At first, Parsons said he was uncomfortable with one aspect of CUSP, but since has learned to embrace it. In the beginning, he had a hard time letting the teams choose what topic they wanted to work on.

“As a risk manager, I know where the events are happening and what units are having less of this problem and more of that. That was hard at first because they would choose something to address and I knew there were other issues I might have chosen instead,” Parsons says. “But the front line knows. I may see data, but the front line knows what is important to the safety of the patients and happiness of the staff.”

Parsons now focuses on providing useful information gleaned from the massive amounts of data collected by the health system to the frontline staff — data that can help them choose CUSP projects and guide those efforts, he says.

“We have to trust the process and provide these teams with as much information as we have related to these safety issues,” he says. “We trust our staff to know what is important. They have not let us down.”

Marwaha underscores the importance of frontline staff owning the process, although the participation of an executive sponsor also is crucial.

Staff may focus on seemingly small issues, not a grand patient safety initiative driven by tons of data and best practices, Marwaha notes. That is fine because they are addressing the issues they know have a real effect on patient care and safety every day, she says.

“What gets these teams really energized is tackling an issue and seeing that they are responsible for the improvement, that they own this area,” Marwaha says. “It can be something as simple as how their utility room is stocked, whether they can find what they need. Or, it might be having a place to put extra beds and wheelchairs to keep the hallways clear, or having a necessary form in the same place in every unit so you can find it easily.”

Once the teams know they have been trusted to address issues with their own solutions, their interest grows and they are eager to take on larger, more complex problems, she says.

Organizations adopting the CUSP approach should invest in a good understanding of improvement science and methodologies, Marwaha notes. It is common for an organization to throw a lot of effort and resources into an improvement initiative and see some initial good results — but a year or two later, everyone wonders why the improvement was not sustained.

That can happen with CUSP improvements if frontline staff are not educated on improvement science, Marwaha says. This includes how to define a problem, what is going to change, different hypotheses about contributions to the problem, and other structured ways of studying an issue.

“For organizations that commit to CUSP, there has to be a parallel commitment that we are ready to deploy this training and development of our staff to understand improvement science so they can go about in a scientifically structured manner and sustain the improvements they have made,” she explains.

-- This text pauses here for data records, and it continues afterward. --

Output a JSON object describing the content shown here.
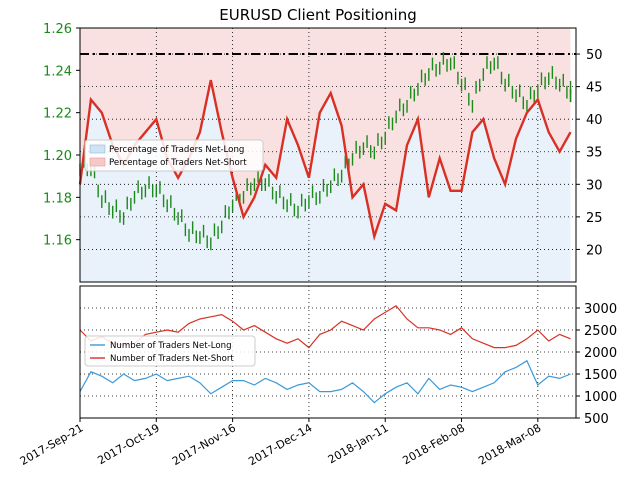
{
  "chart_data": [
    {
      "type": "line",
      "title": "EURUSD Client Positioning",
      "left_axis": {
        "ylim": [
          1.14,
          1.26
        ],
        "ticks": [
          1.16,
          1.18,
          1.2,
          1.22,
          1.24,
          1.26
        ],
        "tick_labels": [
          "1.16",
          "1.18",
          "1.20",
          "1.22",
          "1.24",
          "1.26"
        ],
        "color": "#1a8a1a"
      },
      "right_axis": {
        "ylim": [
          15,
          54
        ],
        "ticks": [
          20,
          25,
          30,
          35,
          40,
          45,
          50
        ],
        "tick_labels": [
          "20",
          "25",
          "30",
          "35",
          "40",
          "45",
          "50"
        ],
        "reference_line": 50
      },
      "legend": {
        "placement": "center-left",
        "entries": [
          {
            "label": "Percentage of Traders Net-Long",
            "color": "#cfe3f5"
          },
          {
            "label": "Percentage of Traders Net-Short",
            "color": "#f6c8c8"
          }
        ]
      },
      "grid": true,
      "series": [
        {
          "name": "Percentage of Traders Net-Short",
          "color": "#d93025",
          "x": [
            "2017-09-21",
            "2017-09-25",
            "2017-09-29",
            "2017-10-03",
            "2017-10-07",
            "2017-10-11",
            "2017-10-15",
            "2017-10-19",
            "2017-10-23",
            "2017-10-27",
            "2017-10-31",
            "2017-11-04",
            "2017-11-08",
            "2017-11-12",
            "2017-11-16",
            "2017-11-20",
            "2017-11-24",
            "2017-11-28",
            "2017-12-02",
            "2017-12-06",
            "2017-12-10",
            "2017-12-14",
            "2017-12-18",
            "2017-12-22",
            "2017-12-26",
            "2017-12-30",
            "2018-01-03",
            "2018-01-07",
            "2018-01-11",
            "2018-01-15",
            "2018-01-19",
            "2018-01-23",
            "2018-01-27",
            "2018-01-31",
            "2018-02-04",
            "2018-02-08",
            "2018-02-12",
            "2018-02-16",
            "2018-02-20",
            "2018-02-24",
            "2018-02-28",
            "2018-03-04",
            "2018-03-08",
            "2018-03-12",
            "2018-03-16",
            "2018-03-20"
          ],
          "y": [
            30,
            43,
            41,
            36,
            33,
            36,
            38,
            40,
            34,
            31,
            34,
            38,
            46,
            38,
            31,
            25,
            28,
            33,
            31,
            40,
            36,
            31,
            41,
            44,
            39,
            28,
            30,
            22,
            27,
            26,
            36,
            40,
            28,
            34,
            29,
            29,
            38,
            40,
            34,
            30,
            37,
            41,
            43,
            38,
            35,
            38
          ]
        },
        {
          "name": "EURUSD",
          "color": "#1a8a1a",
          "x": [
            "2017-09-21",
            "2017-09-25",
            "2017-09-29",
            "2017-10-03",
            "2017-10-07",
            "2017-10-11",
            "2017-10-15",
            "2017-10-19",
            "2017-10-23",
            "2017-10-27",
            "2017-10-31",
            "2017-11-04",
            "2017-11-08",
            "2017-11-12",
            "2017-11-16",
            "2017-11-20",
            "2017-11-24",
            "2017-11-28",
            "2017-12-02",
            "2017-12-06",
            "2017-12-10",
            "2017-12-14",
            "2017-12-18",
            "2017-12-22",
            "2017-12-26",
            "2017-12-30",
            "2018-01-03",
            "2018-01-07",
            "2018-01-11",
            "2018-01-15",
            "2018-01-19",
            "2018-01-23",
            "2018-01-27",
            "2018-01-31",
            "2018-02-04",
            "2018-02-08",
            "2018-02-12",
            "2018-02-16",
            "2018-02-20",
            "2018-02-24",
            "2018-02-28",
            "2018-03-04",
            "2018-03-08",
            "2018-03-12",
            "2018-03-16",
            "2018-03-20"
          ],
          "y": [
            1.195,
            1.195,
            1.18,
            1.175,
            1.172,
            1.182,
            1.185,
            1.185,
            1.178,
            1.172,
            1.164,
            1.163,
            1.16,
            1.168,
            1.178,
            1.182,
            1.188,
            1.188,
            1.182,
            1.178,
            1.175,
            1.18,
            1.182,
            1.187,
            1.192,
            1.2,
            1.205,
            1.203,
            1.21,
            1.22,
            1.225,
            1.233,
            1.24,
            1.243,
            1.245,
            1.235,
            1.225,
            1.24,
            1.245,
            1.235,
            1.23,
            1.225,
            1.232,
            1.238,
            1.235,
            1.23
          ]
        }
      ]
    },
    {
      "type": "line",
      "ylim": [
        500,
        3500
      ],
      "ticks": [
        500,
        1000,
        1500,
        2000,
        2500,
        3000
      ],
      "tick_labels": [
        "500",
        "1000",
        "1500",
        "2000",
        "2500",
        "3000"
      ],
      "legend": {
        "placement": "center-left",
        "entries": [
          {
            "label": "Number of Traders Net-Long",
            "color": "#3a9ad9"
          },
          {
            "label": "Number of Traders Net-Short",
            "color": "#d93025"
          }
        ]
      },
      "x_tick_labels": [
        "2017-Sep-21",
        "2017-Oct-19",
        "2017-Nov-16",
        "2017-Dec-14",
        "2018-Jan-11",
        "2018-Feb-08",
        "2018-Mar-08"
      ],
      "x_tick_dates": [
        "2017-09-21",
        "2017-10-19",
        "2017-11-16",
        "2017-12-14",
        "2018-01-11",
        "2018-02-08",
        "2018-03-08"
      ],
      "x_range": [
        "2017-09-21",
        "2018-03-22"
      ],
      "grid": true,
      "series": [
        {
          "name": "Number of Traders Net-Long",
          "color": "#3a9ad9",
          "x": [
            "2017-09-21",
            "2017-09-25",
            "2017-09-29",
            "2017-10-03",
            "2017-10-07",
            "2017-10-11",
            "2017-10-15",
            "2017-10-19",
            "2017-10-23",
            "2017-10-27",
            "2017-10-31",
            "2017-11-04",
            "2017-11-08",
            "2017-11-12",
            "2017-11-16",
            "2017-11-20",
            "2017-11-24",
            "2017-11-28",
            "2017-12-02",
            "2017-12-06",
            "2017-12-10",
            "2017-12-14",
            "2017-12-18",
            "2017-12-22",
            "2017-12-26",
            "2017-12-30",
            "2018-01-03",
            "2018-01-07",
            "2018-01-11",
            "2018-01-15",
            "2018-01-19",
            "2018-01-23",
            "2018-01-27",
            "2018-01-31",
            "2018-02-04",
            "2018-02-08",
            "2018-02-12",
            "2018-02-16",
            "2018-02-20",
            "2018-02-24",
            "2018-02-28",
            "2018-03-04",
            "2018-03-08",
            "2018-03-12",
            "2018-03-16",
            "2018-03-20"
          ],
          "y": [
            1100,
            1550,
            1450,
            1300,
            1500,
            1350,
            1400,
            1500,
            1350,
            1400,
            1450,
            1300,
            1050,
            1200,
            1350,
            1350,
            1250,
            1400,
            1300,
            1150,
            1250,
            1300,
            1100,
            1100,
            1150,
            1300,
            1100,
            850,
            1050,
            1200,
            1300,
            1050,
            1400,
            1150,
            1250,
            1200,
            1100,
            1200,
            1300,
            1550,
            1650,
            1800,
            1250,
            1450,
            1400,
            1500
          ]
        },
        {
          "name": "Number of Traders Net-Short",
          "color": "#d93025",
          "x": [
            "2017-09-21",
            "2017-09-25",
            "2017-09-29",
            "2017-10-03",
            "2017-10-07",
            "2017-10-11",
            "2017-10-15",
            "2017-10-19",
            "2017-10-23",
            "2017-10-27",
            "2017-10-31",
            "2017-11-04",
            "2017-11-08",
            "2017-11-12",
            "2017-11-16",
            "2017-11-20",
            "2017-11-24",
            "2017-11-28",
            "2017-12-02",
            "2017-12-06",
            "2017-12-10",
            "2017-12-14",
            "2017-12-18",
            "2017-12-22",
            "2017-12-26",
            "2017-12-30",
            "2018-01-03",
            "2018-01-07",
            "2018-01-11",
            "2018-01-15",
            "2018-01-19",
            "2018-01-23",
            "2018-01-27",
            "2018-01-31",
            "2018-02-04",
            "2018-02-08",
            "2018-02-12",
            "2018-02-16",
            "2018-02-20",
            "2018-02-24",
            "2018-02-28",
            "2018-03-04",
            "2018-03-08",
            "2018-03-12",
            "2018-03-16",
            "2018-03-20"
          ],
          "y": [
            2500,
            2250,
            2350,
            2200,
            2150,
            2200,
            2400,
            2450,
            2500,
            2450,
            2650,
            2750,
            2800,
            2850,
            2700,
            2500,
            2600,
            2450,
            2300,
            2200,
            2300,
            2100,
            2400,
            2500,
            2700,
            2600,
            2500,
            2750,
            2900,
            3050,
            2750,
            2550,
            2550,
            2500,
            2400,
            2550,
            2300,
            2200,
            2100,
            2100,
            2150,
            2300,
            2500,
            2250,
            2400,
            2300
          ]
        }
      ]
    }
  ]
}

Marwaha notes it is important to provide staff protected time to do this work, instead of piling it on top of their duties and pulling them in different directions.

Do not be surprised if staff meet the introduction of CUSP with a roll of the eyes and a dismissal as just another flavor of the month in patient safety, Marwaha says. That reaction is understandable, but should be countered with an explanation that CUSP is different in its approach.

“When I hear that skepticism, I stress to them that this is just a structured way of doing our daily work. You’re already doing this, but we want to make it more efficient,” she says. “This approach can give structure to our work. A lot of the time our frontline staff feel like they are running around with a fire extinguisher all day putting out fires, but this can change their daily work from putting out fires to fire prevention.”